In the early years of the 17th century, the roof was raised and the front covered with decorative plaster- work known as pargetting. This had deteriorated badly and was removed and restored during the restoration. (A full account by the author appeared in Volume 101 of Archaeologia Cantiana, published by the Kent Archaeological Society, and may be consulted in the Reference Library of Ashford Library.)
Fig. 4 illustrates one of the decorative roof- brackets to be seen on the premises. Others, each have a differently carved design, are made of oak and in excellent condition after more than 300 years. Fig. 5 shows the very large carved bracket supporting the 17th-century extension overhanging the lane to the west of the building. Fig. 6 shows a completely contrasting roof-bracket to be seen at No. 54 High Street (Reference No. 4) illustrating how the style of pavement decorative art had changed in less than a century.
1A and 1B Middle Row
This range of buildings was built against the old No. 1. The roofs show that the range comprises three separate houses, so they were built at different times, probably starting with the easterly one facing down the High Street. This has the characteristic gable. The next buildings have progressively rising roofs. This can be seen when looking up the High Street, the tallest one can be seen peeping over No. 1 when viewed from North Street. The last two appear to have always been used for commercial purposes.
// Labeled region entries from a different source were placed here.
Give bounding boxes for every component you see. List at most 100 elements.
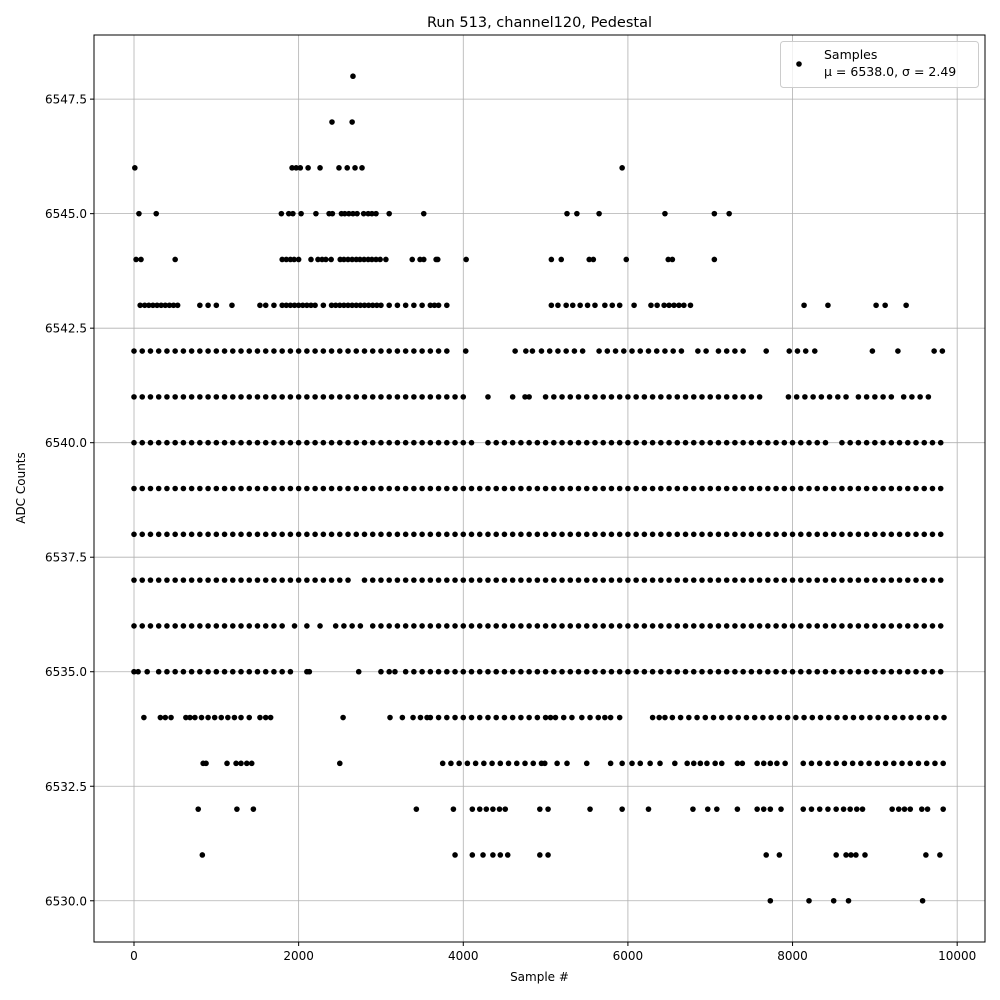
data-point: [657, 760, 663, 767]
data-point: [763, 348, 770, 354]
data-point: [872, 531, 878, 538]
data-point: [825, 302, 831, 309]
data-point: [402, 439, 409, 446]
data-point: [257, 714, 263, 721]
data-point: [452, 439, 458, 446]
data-point: [271, 439, 277, 446]
data-point: [345, 485, 351, 492]
data-point: [476, 623, 483, 629]
data-point: [254, 668, 261, 675]
data-point: [662, 210, 668, 217]
data-point: [695, 348, 701, 354]
data-point: [291, 302, 298, 309]
data-point: [699, 394, 705, 400]
data-point: [278, 210, 285, 217]
data-point: [732, 394, 738, 400]
data-point: [776, 714, 783, 721]
data-point: [913, 623, 919, 629]
data-point: [295, 531, 302, 538]
data-point: [607, 760, 614, 767]
data-point: [559, 394, 565, 400]
data-point: [238, 531, 244, 538]
data-point: [341, 302, 347, 309]
data-point: [658, 531, 664, 538]
data-point: [843, 852, 849, 858]
data-point: [756, 577, 763, 583]
data-point: [262, 623, 269, 629]
data-point: [583, 485, 590, 492]
data-point: [183, 714, 189, 721]
data-point: [641, 668, 648, 675]
data-point: [625, 394, 631, 400]
data-point: [354, 210, 360, 217]
data-point: [427, 348, 434, 354]
data-point: [542, 623, 549, 629]
data-point: [357, 623, 364, 629]
data-point: [402, 348, 409, 354]
data-point: [727, 714, 733, 721]
data-point: [896, 577, 903, 583]
data-point: [723, 439, 730, 446]
data-point: [257, 302, 263, 309]
data-point: [781, 439, 788, 446]
data-point: [166, 302, 173, 309]
data-point: [748, 485, 755, 492]
data-point: [915, 760, 922, 767]
data-point: [312, 531, 318, 538]
data-point: [501, 577, 508, 583]
data-point: [197, 577, 203, 583]
data-point: [213, 531, 220, 538]
data-point: [349, 119, 355, 125]
data-point: [604, 348, 611, 354]
data-point: [674, 394, 681, 400]
data-point: [523, 348, 529, 354]
x-tick-label: 10000: [938, 949, 976, 963]
data-point: [444, 623, 450, 629]
x-tick-label: 6000: [613, 949, 644, 963]
data-point: [872, 577, 878, 583]
data-point: [250, 806, 257, 812]
data-point: [587, 714, 593, 721]
data-point: [547, 714, 554, 721]
data-point: [304, 623, 310, 629]
data-point: [592, 531, 598, 538]
data-point: [509, 714, 516, 721]
data-point: [518, 577, 524, 583]
data-point: [658, 394, 664, 400]
data-point: [221, 623, 228, 629]
data-point: [287, 302, 294, 309]
data-point: [658, 668, 664, 675]
data-point: [797, 623, 804, 629]
data-point: [649, 577, 656, 583]
data-point: [616, 302, 623, 309]
data-point: [806, 577, 812, 583]
data-point: [800, 806, 807, 812]
data-point: [328, 577, 335, 583]
data-point: [435, 531, 442, 538]
data-point: [205, 531, 211, 538]
data-point: [312, 485, 318, 492]
data-point: [353, 439, 360, 446]
data-point: [238, 348, 244, 354]
data-point: [448, 760, 454, 767]
data-point: [332, 302, 339, 309]
data-point: [460, 714, 467, 721]
data-point: [718, 714, 725, 721]
data-point: [842, 714, 849, 721]
data-point: [295, 394, 302, 400]
data-point: [246, 531, 253, 538]
data-point: [526, 714, 532, 721]
data-point: [211, 714, 218, 721]
data-point: [323, 256, 329, 263]
data-point: [304, 394, 310, 400]
data-point: [567, 439, 574, 446]
data-point: [147, 485, 154, 492]
data-point: [839, 531, 845, 538]
data-point: [882, 760, 889, 767]
data-point: [254, 485, 261, 492]
data-point: [699, 668, 705, 675]
data-point: [254, 623, 261, 629]
data-point: [797, 531, 804, 538]
data-point: [153, 210, 160, 217]
data-point: [304, 485, 310, 492]
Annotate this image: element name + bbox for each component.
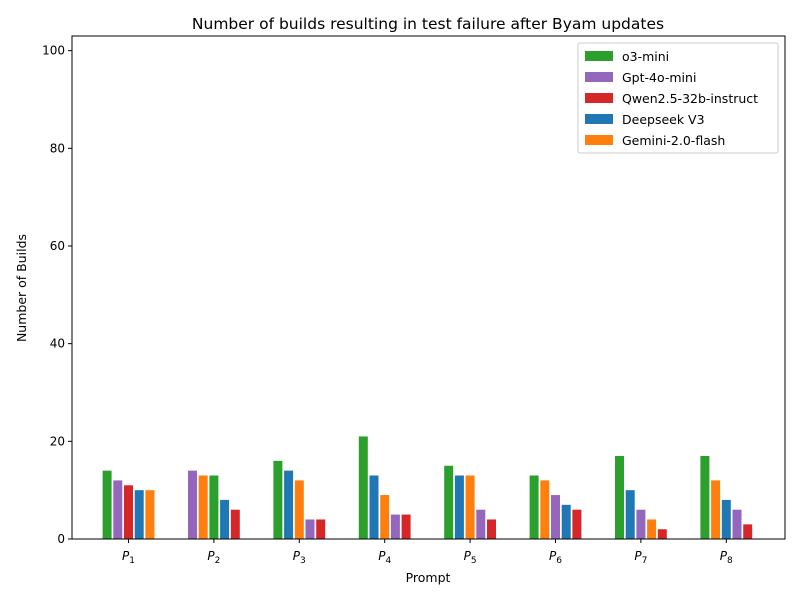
- bar: [316, 519, 326, 539]
- chart-title: Number of builds resulting in test failu…: [192, 15, 664, 33]
- bar: [358, 436, 368, 539]
- x-tick-label: P2: [207, 549, 220, 566]
- y-axis-label: Number of Builds: [14, 234, 29, 342]
- legend-entry-label: Qwen2.5-32b-instruct: [622, 91, 758, 106]
- x-tick-label: P8: [720, 549, 733, 566]
- bar: [305, 519, 315, 539]
- bar: [273, 460, 283, 539]
- bar: [636, 509, 646, 539]
- bar: [401, 514, 411, 539]
- bar: [743, 524, 753, 539]
- bar: [711, 480, 721, 539]
- x-tick-label: P1: [122, 549, 135, 566]
- bar: [615, 455, 624, 539]
- x-tick-label: P7: [634, 549, 647, 566]
- legend: o3-mini Gpt-4o-mini Qwen2.5-32b-instruct De…: [577, 42, 779, 154]
- legend-swatch: [585, 135, 613, 145]
- x-axis: P1 P2 P3 P4 P5 P6 P7 P8: [122, 539, 733, 566]
- bar: [284, 470, 294, 539]
- legend-swatch: [585, 51, 613, 61]
- y-tick-label: 60: [50, 239, 65, 253]
- bar: [134, 490, 144, 539]
- bar: [124, 485, 133, 539]
- bar: [145, 490, 155, 539]
- bar: [625, 490, 635, 539]
- x-tick-label: P4: [378, 549, 391, 566]
- bar: [454, 475, 464, 539]
- bar: [380, 495, 390, 539]
- bar: [209, 475, 219, 539]
- x-tick-label: P3: [293, 549, 306, 566]
- y-axis: 0 20 40 60 80 100: [42, 44, 72, 546]
- bar: [198, 475, 208, 539]
- bar: [657, 529, 667, 539]
- bar: [294, 480, 304, 539]
- bar: [113, 480, 123, 539]
- legend-box: [577, 42, 779, 154]
- bar: [230, 509, 240, 539]
- legend-entry-label: o3-mini: [622, 49, 669, 64]
- bar: [647, 519, 657, 539]
- bar: [572, 509, 582, 539]
- bar: [721, 499, 731, 539]
- y-tick-label: 20: [50, 434, 65, 448]
- bars-layer: [102, 436, 753, 539]
- bar: [444, 465, 454, 539]
- legend-swatch: [585, 72, 613, 82]
- bar: [390, 514, 400, 539]
- bar: [220, 499, 230, 539]
- bar: [540, 480, 550, 539]
- x-axis-label: Prompt: [406, 570, 451, 585]
- plot-frame: [71, 35, 786, 540]
- bar: [102, 470, 112, 539]
- bar: [551, 495, 560, 539]
- bar: [465, 475, 475, 539]
- bar: [529, 475, 539, 539]
- bar: [561, 504, 571, 539]
- legend-swatch: [585, 114, 613, 124]
- x-tick-label: P6: [549, 549, 562, 566]
- bar: [700, 455, 710, 539]
- legend-entry-label: Gemini-2.0-flash: [622, 133, 725, 148]
- bar: [487, 519, 496, 539]
- y-tick-label: 40: [50, 337, 65, 351]
- bar: [476, 509, 486, 539]
- bar: [369, 475, 379, 539]
- legend-entry-label: Gpt-4o-mini: [622, 70, 696, 85]
- y-tick-label: 0: [57, 532, 65, 546]
- bar: [188, 470, 197, 539]
- legend-entry-label: Deepseek V3: [622, 112, 705, 127]
- legend-swatch: [585, 93, 613, 103]
- y-tick-label: 100: [42, 44, 65, 58]
- x-tick-label: P5: [464, 549, 477, 566]
- bar: [732, 509, 742, 539]
- y-tick-label: 80: [50, 141, 65, 155]
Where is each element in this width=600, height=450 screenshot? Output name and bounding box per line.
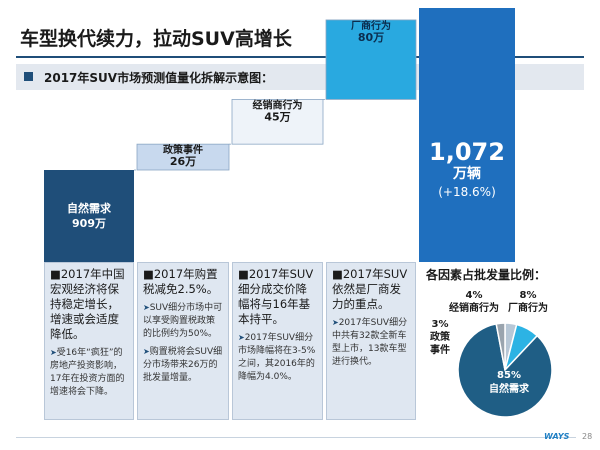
footer-rule xyxy=(16,437,576,438)
bubble-main-text: ■2017年SUV依然是厂商发力的重点。 xyxy=(332,267,408,311)
bubble-note: ➤2017年SUV细分中共有32款全新车型上市，13款车型进行换代。 xyxy=(332,318,408,367)
bullet-square-icon xyxy=(24,72,33,81)
pie-label-dealer: 经销商行为 xyxy=(449,301,499,314)
bar-manufacturer xyxy=(325,19,417,100)
pie-label-policy-1: 政策 xyxy=(430,330,451,343)
total-growth: (+18.6%) xyxy=(438,185,496,199)
explanation-bubble-natural-demand: ■2017年中国宏观经济将保持稳定增长，增速或会适度降低。 ➤受16年“疯狂”的… xyxy=(44,262,134,420)
arrow-bullet-icon: ➤ xyxy=(238,333,245,342)
explanation-bubble-policy: ■2017年购置税减免2.5%。 ➤SUV细分市场中可以享受购置税政策的比例约为… xyxy=(137,262,229,420)
total-value: 1,072 xyxy=(429,138,505,166)
bubble-main-text: ■2017年SUV细分成交价降幅将与16年基本持平。 xyxy=(238,267,314,326)
arrow-bullet-icon: ➤ xyxy=(50,348,57,357)
pie-label-policy-2: 事件 xyxy=(430,343,450,356)
bar-dealer xyxy=(231,99,324,145)
bar-value-natural-demand: 909万 xyxy=(72,217,106,230)
arrow-bullet-icon: ➤ xyxy=(143,303,150,312)
bar-total xyxy=(419,8,515,262)
bar-label-manufacturer: 厂商行为 xyxy=(351,19,391,32)
ways-logo: WAYS xyxy=(544,432,570,441)
pie-label-manufacturer: 厂商行为 xyxy=(508,301,548,314)
bubble-note: ➤2017年SUV细分市场降幅将在3-5%之间，其2016年的降幅为4.0%。 xyxy=(238,333,316,382)
bubble-note: ➤SUV细分市场中可以享受购置税政策的比例约为50%。 xyxy=(143,303,223,339)
pie-slice xyxy=(495,322,506,371)
bar-value-dealer: 45万 xyxy=(264,110,290,123)
bar-label-policy: 政策事件 xyxy=(163,143,203,156)
title-rule xyxy=(16,56,584,58)
pie-pct-dealer: 4% xyxy=(466,290,483,301)
explanation-bubble-manufacturer: ■2017年SUV依然是厂商发力的重点。 ➤2017年SUV细分中共有32款全新… xyxy=(326,262,416,420)
bubble-note: ➤购置税将会SUV细分市场带来26万的批发量增量。 xyxy=(143,347,223,383)
pie-pct-natural-demand: 85% xyxy=(497,370,521,381)
arrow-bullet-icon: ➤ xyxy=(332,318,339,327)
bubble-note: ➤受16年“疯狂”的房地产投资影响，17年在投资方面的增速将会下降。 xyxy=(50,348,125,397)
bubble-main-text: ■2017年中国宏观经济将保持稳定增长，增速或会适度降低。 xyxy=(50,267,125,341)
bar-natural-demand xyxy=(44,170,134,262)
bar-value-policy: 26万 xyxy=(170,155,196,168)
total-unit: 万辆 xyxy=(452,165,481,182)
pie-title: 各因素占批发量比例： xyxy=(426,268,547,282)
pie-pct-policy: 3% xyxy=(432,319,449,330)
chart-subtitle: 2017年SUV市场预测值量化拆解示意图： xyxy=(44,71,274,85)
bar-policy xyxy=(136,143,230,171)
pie-pct-manufacturer: 8% xyxy=(520,290,537,301)
bubble-main-text: ■2017年购置税减免2.5%。 xyxy=(143,267,219,296)
explanation-bubble-dealer: ■2017年SUV细分成交价降幅将与16年基本持平。 ➤2017年SUV细分市场… xyxy=(232,262,323,420)
page-number: 28 xyxy=(582,432,593,441)
pie-slice xyxy=(457,322,553,418)
arrow-bullet-icon: ➤ xyxy=(143,347,150,356)
page-title: 车型换代续力，拉动SUV高增长 xyxy=(20,28,292,50)
bar-value-manufacturer: 80万 xyxy=(358,31,384,44)
bar-label-natural-demand: 自然需求 xyxy=(67,201,112,215)
pie-label-natural-demand: 自然需求 xyxy=(489,382,530,395)
bar-label-dealer: 经销商行为 xyxy=(253,98,303,111)
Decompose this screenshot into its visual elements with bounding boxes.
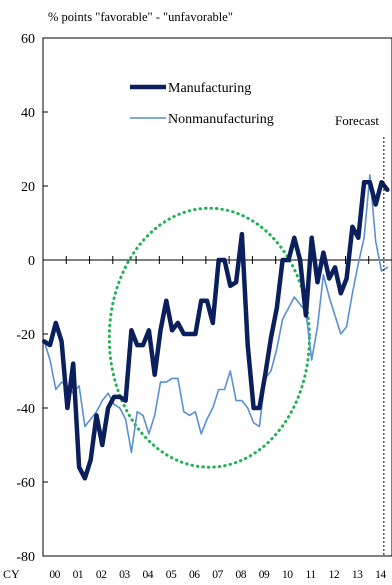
y-tick-label: -60: [16, 476, 35, 491]
legend: Manufacturing Nonmanufacturing: [130, 81, 274, 127]
y-tick-label: -20: [16, 328, 35, 343]
y-tick-label: 60: [21, 32, 35, 47]
forecast-label: Forecast: [335, 113, 379, 128]
x-tick-label: 00: [49, 569, 60, 581]
y-tick-label: -80: [16, 550, 35, 565]
y-tick-label: 40: [21, 106, 35, 121]
y-tick-label: -40: [16, 402, 35, 417]
y-axis-label: % points "favorable" - "unfavorable": [48, 10, 233, 24]
x-tick-label: 13: [352, 569, 363, 581]
x-tick-label: 06: [189, 569, 200, 581]
x-tick-label: 07: [212, 569, 223, 581]
x-tick-label: 03: [119, 569, 130, 581]
legend-label-manufacturing: Manufacturing: [168, 81, 251, 96]
plot-frame: [42, 37, 392, 557]
x-tick-label: 10: [282, 569, 293, 581]
series-line-manufacturing: [41, 180, 390, 481]
x-tick-label: 02: [96, 569, 107, 581]
series-group: [41, 174, 390, 481]
x-tick-label: 11: [306, 569, 317, 581]
axes-group: 60 40 20 0 -20 -40 -60 -80 CY 00 01 02 03 04 05 06 07 08 0…: [3, 32, 392, 581]
forecast-annotation-group: Forecast: [335, 113, 385, 556]
x-tick-label: 04: [142, 569, 153, 581]
x-tick-label: 14: [375, 569, 386, 581]
series-line-nonmanufacturing: [43, 174, 389, 454]
x-tick-label: 12: [329, 569, 340, 581]
y-tick-label: 0: [28, 254, 35, 269]
x-axis-prefix: CY: [3, 567, 20, 581]
y-tick-label: 20: [21, 180, 35, 195]
x-tick-label: 08: [236, 569, 247, 581]
x-tick-label: 05: [166, 569, 177, 581]
x-tick-label: 01: [73, 569, 84, 581]
x-tick-label: 09: [259, 569, 270, 581]
legend-label-nonmanufacturing: Nonmanufacturing: [168, 112, 274, 127]
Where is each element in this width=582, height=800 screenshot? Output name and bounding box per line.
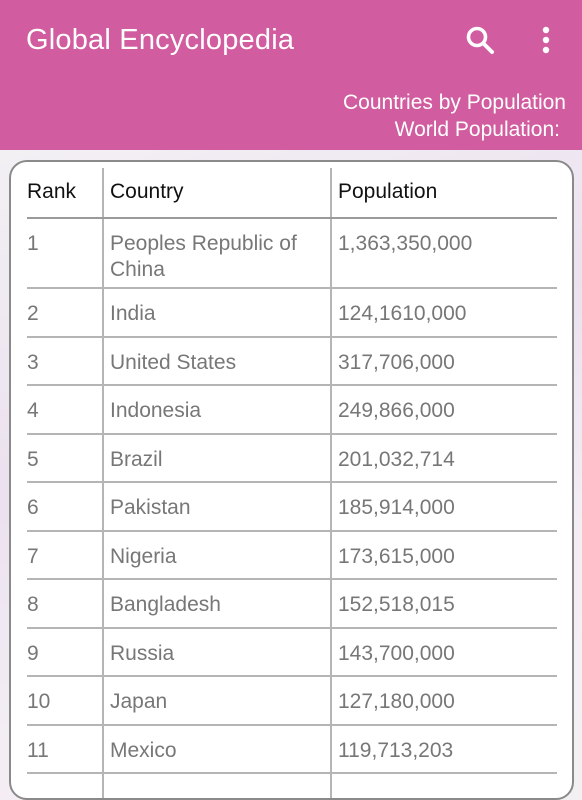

Briscall W., 1987, Discovering Ashford’s Old Buildings, Ashford, LRB Historical Publications
Name: 1A, MIDDLE ROW, 1, MIDDLE ROW
Date first listed: 24-Sep-1951
- 5344 MIDDLE ROW 24.9.51. No 1 24.9.51. No 1A TR 0142 NW 1/29II GV
- A C16 timber-framed building, much altered. 2 storeys and attics. The east front is of brown brick with 2 gables faced with roughcast. The north front is of brown brick on the ground floor and above much renewed pargetting with lozenges and circles in strapwork motifs. Tiled roof with 1 gabled dormer. 2 gables with enriched bargeboards and attic windows. 1st floor windows modern. Modern shop front.
All the items in Middle Row form a group.